E é por isso que a acção do BdP pode estar novamente em causa. Apesar de em 2014 terem sido abertas averiguações à gestão de Tomás Correia, que acumulava as presidências do banco Caixa Económica e a da AMMG, e que acabaram na reavaliação da sua idoneidade. Processo que levou ao afastamento em 2015 de Tomás Correia do banco, mantendo-se, no entanto, o gestor na AMMG.

A dívida da Ongoing

Nos últimos anos, as poupanças dos mutualistas não serviram apenas para financiar o banco Montepio, foram também usadas para resolver problemas do designado “sistema GES/BES /Ongoing” que a crise financeira de 2008 pôs em evidência.
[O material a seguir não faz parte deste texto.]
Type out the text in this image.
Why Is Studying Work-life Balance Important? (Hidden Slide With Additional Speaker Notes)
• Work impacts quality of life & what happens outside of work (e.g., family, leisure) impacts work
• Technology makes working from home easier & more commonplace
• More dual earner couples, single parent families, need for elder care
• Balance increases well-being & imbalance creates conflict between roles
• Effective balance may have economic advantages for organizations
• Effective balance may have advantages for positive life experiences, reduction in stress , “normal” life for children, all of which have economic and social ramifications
No final de 2008, o grupo tornou-se parceiro da Ongoing ao aplicar mais de 40 milhões de euros em veículos da empresa de Rafael Mora e Nuno Vasconcelos, com sede no Luxemburgo. O que Tomás Correia justificou com a necessidade de diversificar riscos. Mais tarde, o banqueiro emprestou outro tanto à Ongoing para que esta pagasse o investimento realizado e a dívida ao banco disparou para 70 milhões. Neste momento, o Montepio reclama apenas 15 milhões. 
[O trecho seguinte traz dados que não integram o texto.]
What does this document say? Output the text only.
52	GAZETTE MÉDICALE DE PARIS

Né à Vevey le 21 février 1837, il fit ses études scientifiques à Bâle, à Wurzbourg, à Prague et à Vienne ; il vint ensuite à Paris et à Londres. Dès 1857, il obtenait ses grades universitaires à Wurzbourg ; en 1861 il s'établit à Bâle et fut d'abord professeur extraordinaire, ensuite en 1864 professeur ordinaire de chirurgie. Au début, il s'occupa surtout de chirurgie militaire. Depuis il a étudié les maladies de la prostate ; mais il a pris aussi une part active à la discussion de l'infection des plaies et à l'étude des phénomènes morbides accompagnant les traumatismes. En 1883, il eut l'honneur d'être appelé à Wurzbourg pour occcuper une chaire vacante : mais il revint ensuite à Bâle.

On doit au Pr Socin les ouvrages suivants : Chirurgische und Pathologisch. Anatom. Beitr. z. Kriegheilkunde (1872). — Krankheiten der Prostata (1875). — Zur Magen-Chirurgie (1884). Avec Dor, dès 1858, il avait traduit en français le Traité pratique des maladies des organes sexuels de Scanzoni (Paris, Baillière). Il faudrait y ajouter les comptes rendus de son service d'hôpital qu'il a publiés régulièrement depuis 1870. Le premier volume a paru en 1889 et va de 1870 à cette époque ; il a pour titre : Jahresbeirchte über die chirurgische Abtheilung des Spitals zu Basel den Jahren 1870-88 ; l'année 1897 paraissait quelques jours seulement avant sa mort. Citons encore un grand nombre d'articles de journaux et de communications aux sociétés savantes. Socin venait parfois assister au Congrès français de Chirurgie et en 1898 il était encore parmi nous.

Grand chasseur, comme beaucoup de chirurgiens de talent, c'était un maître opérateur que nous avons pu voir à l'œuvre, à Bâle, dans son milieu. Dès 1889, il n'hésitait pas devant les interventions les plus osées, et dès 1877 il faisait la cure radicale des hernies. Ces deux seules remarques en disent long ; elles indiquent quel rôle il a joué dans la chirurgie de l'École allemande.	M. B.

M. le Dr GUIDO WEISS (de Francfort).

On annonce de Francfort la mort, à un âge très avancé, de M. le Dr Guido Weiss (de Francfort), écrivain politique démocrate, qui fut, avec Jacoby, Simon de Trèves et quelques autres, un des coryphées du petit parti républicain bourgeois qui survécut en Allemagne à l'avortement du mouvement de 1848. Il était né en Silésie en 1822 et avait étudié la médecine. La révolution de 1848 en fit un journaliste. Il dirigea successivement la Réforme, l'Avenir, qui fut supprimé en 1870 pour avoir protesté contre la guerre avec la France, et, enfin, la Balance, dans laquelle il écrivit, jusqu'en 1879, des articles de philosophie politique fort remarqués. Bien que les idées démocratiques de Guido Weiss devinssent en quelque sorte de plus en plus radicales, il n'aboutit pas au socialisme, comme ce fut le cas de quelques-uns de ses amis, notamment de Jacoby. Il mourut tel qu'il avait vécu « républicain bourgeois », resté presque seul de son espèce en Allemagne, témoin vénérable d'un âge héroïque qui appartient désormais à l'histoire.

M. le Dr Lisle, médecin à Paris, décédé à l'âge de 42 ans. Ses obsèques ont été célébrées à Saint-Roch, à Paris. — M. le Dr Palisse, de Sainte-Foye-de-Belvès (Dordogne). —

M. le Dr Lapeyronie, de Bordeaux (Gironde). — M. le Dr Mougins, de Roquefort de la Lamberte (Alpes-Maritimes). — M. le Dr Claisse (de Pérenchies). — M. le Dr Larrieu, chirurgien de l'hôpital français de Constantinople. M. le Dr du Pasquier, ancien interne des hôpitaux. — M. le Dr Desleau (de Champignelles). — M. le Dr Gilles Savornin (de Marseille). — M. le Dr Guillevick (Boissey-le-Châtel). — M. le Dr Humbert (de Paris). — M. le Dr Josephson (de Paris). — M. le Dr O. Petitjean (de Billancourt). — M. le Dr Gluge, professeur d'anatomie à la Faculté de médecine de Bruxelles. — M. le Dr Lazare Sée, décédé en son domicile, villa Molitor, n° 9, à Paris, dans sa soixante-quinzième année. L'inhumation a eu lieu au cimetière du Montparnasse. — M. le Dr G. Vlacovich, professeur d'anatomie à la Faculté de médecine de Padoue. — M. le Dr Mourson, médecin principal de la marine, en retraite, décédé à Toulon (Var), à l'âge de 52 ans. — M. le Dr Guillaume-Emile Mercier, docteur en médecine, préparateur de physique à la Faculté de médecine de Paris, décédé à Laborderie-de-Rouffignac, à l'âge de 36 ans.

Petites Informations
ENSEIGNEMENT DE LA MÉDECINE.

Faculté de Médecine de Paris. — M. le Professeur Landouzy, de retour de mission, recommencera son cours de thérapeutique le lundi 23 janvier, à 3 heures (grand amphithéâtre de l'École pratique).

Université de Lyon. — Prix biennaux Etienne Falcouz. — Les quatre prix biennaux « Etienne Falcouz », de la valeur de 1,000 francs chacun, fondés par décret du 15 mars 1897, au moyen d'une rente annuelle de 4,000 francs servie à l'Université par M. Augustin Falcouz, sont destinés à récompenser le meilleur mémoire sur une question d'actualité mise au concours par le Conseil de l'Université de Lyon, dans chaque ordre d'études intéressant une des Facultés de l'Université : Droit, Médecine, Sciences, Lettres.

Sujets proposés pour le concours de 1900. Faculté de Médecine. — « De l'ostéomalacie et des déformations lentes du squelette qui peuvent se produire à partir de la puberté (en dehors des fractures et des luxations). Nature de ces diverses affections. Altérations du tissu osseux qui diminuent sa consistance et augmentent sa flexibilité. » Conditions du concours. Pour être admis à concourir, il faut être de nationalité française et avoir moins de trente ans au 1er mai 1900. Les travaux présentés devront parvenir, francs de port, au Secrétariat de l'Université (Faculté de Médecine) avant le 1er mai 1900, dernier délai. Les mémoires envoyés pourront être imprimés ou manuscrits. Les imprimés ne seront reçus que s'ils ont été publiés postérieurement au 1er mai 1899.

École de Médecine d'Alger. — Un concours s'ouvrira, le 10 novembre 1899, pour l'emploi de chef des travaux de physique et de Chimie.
A 19 de Julho de 2014, o PÚBLICO revelava que a exposição directa e indirecta do grupo Montepio às áreas financeira e não financeira do GES rondava os 200 milhões de euros. O risco estava na Caixa Económica, na Lusitânia e em fundos de investimento do grupo Montepio Geral. Parte da verba foi já recuperada, nomeadamente, pela execução de garantias reais.

Há outros movimentos igualmente controversos. A 21 de Julho de 2009, a Caixa Económica investiu 42,5 milhões na compra de 85% da Real Seguros, detida pela Sociedade Lusa de Negócios, a ex-dona do BPN, dos quais 35 milhões destinaram-se a aumentar o capital da seguradora. A operação ainda se reflecte nas contas da Lusitânia, que absorveu a Real Seguros, que acumulou nos últimos três anos prejuízos de 70 milhões de euros.  
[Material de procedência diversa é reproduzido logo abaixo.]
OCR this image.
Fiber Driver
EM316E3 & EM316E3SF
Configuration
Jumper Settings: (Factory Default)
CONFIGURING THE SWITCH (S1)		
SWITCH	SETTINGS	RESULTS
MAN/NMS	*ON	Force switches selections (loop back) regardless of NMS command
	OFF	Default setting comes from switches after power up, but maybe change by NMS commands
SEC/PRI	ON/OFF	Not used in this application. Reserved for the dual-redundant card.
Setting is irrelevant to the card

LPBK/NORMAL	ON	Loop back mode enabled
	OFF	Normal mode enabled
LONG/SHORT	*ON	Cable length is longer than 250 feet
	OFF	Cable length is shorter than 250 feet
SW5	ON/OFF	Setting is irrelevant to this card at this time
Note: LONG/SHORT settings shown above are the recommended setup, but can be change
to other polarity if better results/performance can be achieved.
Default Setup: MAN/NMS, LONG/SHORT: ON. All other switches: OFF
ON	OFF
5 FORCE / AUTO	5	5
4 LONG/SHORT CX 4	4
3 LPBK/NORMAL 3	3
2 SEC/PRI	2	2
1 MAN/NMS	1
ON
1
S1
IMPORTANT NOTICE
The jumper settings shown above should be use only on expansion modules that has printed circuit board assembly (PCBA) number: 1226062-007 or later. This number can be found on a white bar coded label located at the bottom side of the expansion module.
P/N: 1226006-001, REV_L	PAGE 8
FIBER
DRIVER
Já em Julho de 2010, Tomás Correia tinha avançado com uma OPA de 341 milhões sobre o Finibanco. E que foi o culminar de uma negociação que começou ano e meio antes, quando as avaliações apontavam para menos 100 milhões de euros. Um acréscimo justificado com o facto de a transacção final incluir o Finibanco Angola. Esta transacção “salvou” os accionistas do Finibanco, a família Costa Leite/Vicaima e o Banif (que tinha na altura 10% do banco). 

Contas feitas: entre 2011 e 2015, o grupo mutualista encaixou mais de mil milhões de perdas consolidadas (Associação, banco, seguradora e outras sociedades). E, em 2015, pela primeira vez na sua história de 175 anos, a Associação Mutualista encerrou o exercício em terreno vermelho, ao revelar um prejuízo de 393 milhões de euros (depois de um lucro de 41,5 milhões em 2014). Em 2016, deverá voltar a terreno positivo para cerca de sete milhões. Já a Caixa Económica tem vindo a acumular perdas sucessivas, de 243,4 milhões de euros em 2015 e de 187 milhões em 2014. E a Lusitânia tem seguido a mesma tendência do banco.

Contactado, o grupo Montepio não respondeu às questões do PÚBLICO até à hora de fecho.